Rather than bolstering public health infrastructure, the administration’s approach appears to be to blame, punish and weaken. After months of sacrifice in which Americans were asked to stay home and close businesses to reduce the virus’s spread, the federal government has not ensured that anywhere can reopen safely. Instead, the Trump administration simply decided that it is now time to move on, and that not to do so amounts to taking the “easy way out.” The result is pressure on schools and universities, without the government having done the necessary work to strengthen our public health systems.

To be fair, the erosion of public health infrastructure has occurred across Republican and Democratic administrations, but this time, it seems to be politically motivated. And it raises the question of whether a similar calculus of blame avoidance is the reason for the administration’s refusal to lead a coordinated national response. Rather than serving as a strong partner to local authorities, is it possible that the Trump White House is intentionally shifting responsibility, and therefore blame for any uptick in deaths, to governors? From the beginning, Trump has left states to fend for themselves, and he frequently blames governors — not the lack of a coordinated federal strategy — for the spread of the virus.

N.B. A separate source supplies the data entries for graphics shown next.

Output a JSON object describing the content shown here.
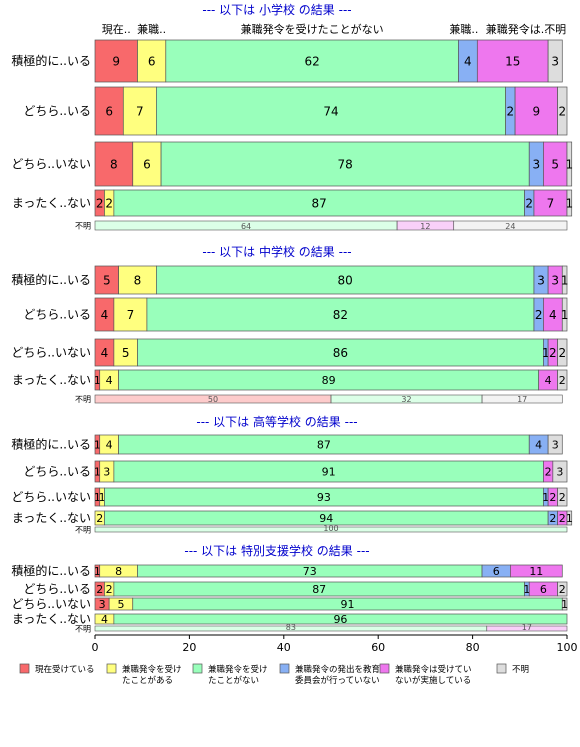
{
  "colors": {
    "currently": "#F8696B",
    "past": "#FFFF7F",
    "never": "#99FFBB",
    "board_not": "#88B0F4",
    "received_not_done": "#EE77EE",
    "unknown": "#DDDDDD",
    "title": "#0000CC"
  },
  "chart_data": {
    "type": "bar",
    "orientation": "horizontal-stacked-100",
    "xlim": [
      0,
      100
    ],
    "xticks": [
      "0",
      "20",
      "40",
      "60",
      "80",
      "100"
    ],
    "category_labels": [
      "積極的に..いる",
      "どちら..いる",
      "どちら..いない",
      "まったく..ない"
    ],
    "unknown_label": "不明",
    "series_keys": [
      "currently",
      "past",
      "never",
      "board_not",
      "received_not_done",
      "unknown"
    ],
    "legend": [
      {
        "key": "currently",
        "lines": [
          "現在受けている"
        ]
      },
      {
        "key": "past",
        "lines": [
          "兼職発令を受け",
          "たことがある"
        ]
      },
      {
        "key": "never",
        "lines": [
          "兼職発令を受け",
          "たことがない"
        ]
      },
      {
        "key": "board_not",
        "lines": [
          "兼職発令の発出を教育",
          "委員会が行っていない"
        ]
      },
      {
        "key": "received_not_done",
        "lines": [
          "兼職発令は受けてい",
          "ないが実施している"
        ]
      },
      {
        "key": "unknown",
        "lines": [
          "不明"
        ]
      }
    ],
    "panels": [
      {
        "title": "--- 以下は 小学校 の結果 ---",
        "headers": [
          "現在..",
          "兼職..",
          "兼職発令を受けたことがない",
          "兼職..",
          "兼職発令は..",
          "不明"
        ],
        "rows": [
          [
            9,
            6,
            62,
            4,
            15,
            3
          ],
          [
            6,
            7,
            74,
            2,
            9,
            2
          ],
          [
            8,
            6,
            78,
            3,
            5,
            1
          ],
          [
            2,
            2,
            87,
            2,
            7,
            1
          ]
        ],
        "unknown_row": [
          64,
          12,
          24
        ],
        "unknown_colors": [
          "never",
          "received_not_done",
          "unknown"
        ]
      },
      {
        "title": "--- 以下は 中学校 の結果 ---",
        "rows": [
          [
            5,
            8,
            80,
            3,
            3,
            1
          ],
          [
            4,
            7,
            82,
            2,
            4,
            1
          ],
          [
            4,
            5,
            86,
            1,
            2,
            2
          ],
          [
            1,
            4,
            89,
            0,
            4,
            2
          ]
        ],
        "unknown_row": [
          50,
          32,
          17
        ],
        "unknown_colors": [
          "currently",
          "never",
          "unknown"
        ]
      },
      {
        "title": "--- 以下は 高等学校 の結果 ---",
        "rows": [
          [
            1,
            4,
            87,
            4,
            0,
            3
          ],
          [
            1,
            3,
            91,
            0,
            2,
            3
          ],
          [
            1,
            1,
            93,
            1,
            2,
            2
          ],
          [
            0,
            2,
            94,
            2,
            2,
            1
          ]
        ],
        "unknown_row": [
          100
        ],
        "unknown_colors": [
          "never"
        ]
      },
      {
        "title": "--- 以下は 特別支援学校 の結果 ---",
        "rows": [
          [
            1,
            8,
            73,
            6,
            11,
            0
          ],
          [
            2,
            2,
            87,
            1,
            6,
            2
          ],
          [
            3,
            5,
            91,
            0,
            0,
            1
          ],
          [
            0,
            4,
            96,
            0,
            0,
            0
          ]
        ],
        "unknown_row": [
          83,
          17
        ],
        "unknown_colors": [
          "never",
          "received_not_done"
        ]
      }
    ]
  }
}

An absent federal government means that states and local authorities need to address critical health-care shortages — such as in personal protective equipment and ventilators — on their own, incur tremendous costs in reopening schools safely, and most likely lay off a large number of government workers because there isn’t significant direct aid coming to offset losses in tax and fee revenue. While Congress has enacted some relief laws, including the Cares Act in March, and it’s been supplementing incomes through the Paycheck Protection Program and unemployment insurance, much greater investments are needed. Without an adequate response, individuals and communities that have the money to protect themselves will be able to do so, but the death rates will continue to climb in communities of color and among poorer Americans. Cuts in state budgets will also disproportionately harm those same communities. Already, covid-19 has demonstrated deep racial inequities. So far, excess covid-19 mortality has been borne especially by black, Latino and Native American communities. The decision to persuade the public that we must simply learn to live with thousands of infections each day disregards these inequities about who will be disproportionately harmed. In that way, it isn’t just bad public health; it’s also racist.

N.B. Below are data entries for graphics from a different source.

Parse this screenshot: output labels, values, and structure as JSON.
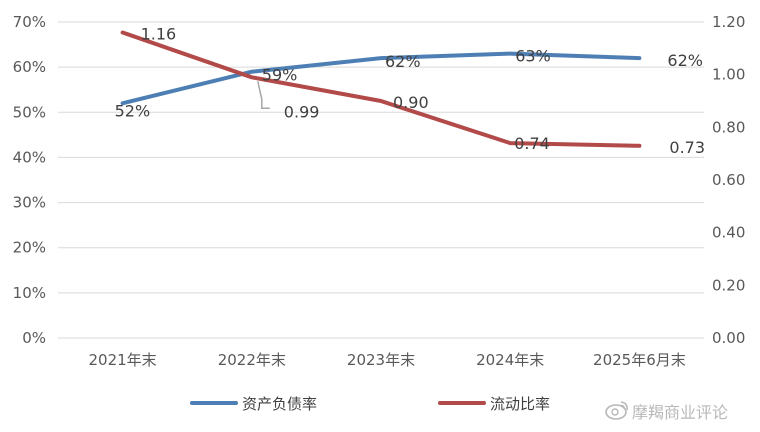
{
  "chart_data": {
    "type": "line",
    "categories": [
      "2021年末",
      "2022年末",
      "2023年末",
      "2024年末",
      "2025年6月末"
    ],
    "series": [
      {
        "name": "资产负债率",
        "axis": "left",
        "color": "#4e7fb4",
        "values": [
          52,
          59,
          62,
          63,
          62
        ],
        "labels": [
          "52%",
          "59%",
          "62%",
          "63%",
          "62%"
        ]
      },
      {
        "name": "流动比率",
        "axis": "right",
        "color": "#b24a49",
        "values": [
          1.16,
          0.99,
          0.9,
          0.74,
          0.73
        ],
        "labels": [
          "1.16",
          "0.99",
          "0.90",
          "0.74",
          "0.73"
        ]
      }
    ],
    "y_left": {
      "min": 0,
      "max": 70,
      "ticks": [
        0,
        10,
        20,
        30,
        40,
        50,
        60,
        70
      ],
      "tick_labels": [
        "0%",
        "10%",
        "20%",
        "30%",
        "40%",
        "50%",
        "60%",
        "70%"
      ]
    },
    "y_right": {
      "min": 0,
      "max": 1.2,
      "ticks": [
        0,
        0.2,
        0.4,
        0.6,
        0.8,
        1.0,
        1.2
      ],
      "tick_labels": [
        "0.00",
        "0.20",
        "0.40",
        "0.60",
        "0.80",
        "1.00",
        "1.20"
      ]
    },
    "grid": true,
    "legend": "bottom",
    "title": "",
    "xlabel": "",
    "ylabel": ""
  },
  "watermark": {
    "text": "摩羯商业评论",
    "icon": "weibo-icon"
  },
  "colors": {
    "grid": "#d9d9d9",
    "text": "#595959"
  }
}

Trump’s encouragement of defiance of methods to reduce transmission, from rejecting masks to rushing to reopen without adequate safeguards, has already accelerated the spread of the virus. But as the pandemic sweeps into more rural areas, it is possible that the administration will need to switch tactics and narrative once again. If there is a belief in this White House that the dead won’t be among “our people,” which one wishes was unthinkable, that ultimately will not hold up. The idea that rural and small-town white America is somehow culturally or biologically resistant will falter. Though inequality is racialized in the United States, the same circumstances that create the unfair odds of coronavirus infection — crowded housing, crowded workplaces, inadequate labor protections — also affect many white Americans.

When confronting lethal microbes, humans rely on our wits and capacity to collaborate, as Yale professor Frank Snowden has noted. In quick order after he took office nearly four years ago, Trump dispatched with preparedness. Now, actually faced with a pandemic, he has abandoned any input from scientists. Withdrawal from the WHO removes the United States from the main forum for international cooperation. A federal government that is witless and on its own makes inevitable the grim unfolding scenario.

We hope it won’t take the death toll reaching 200,000 before the administration acknowledges how disastrous the federal response has been and switches tactics. But we fear that only a change in administration can reset our path to recovery.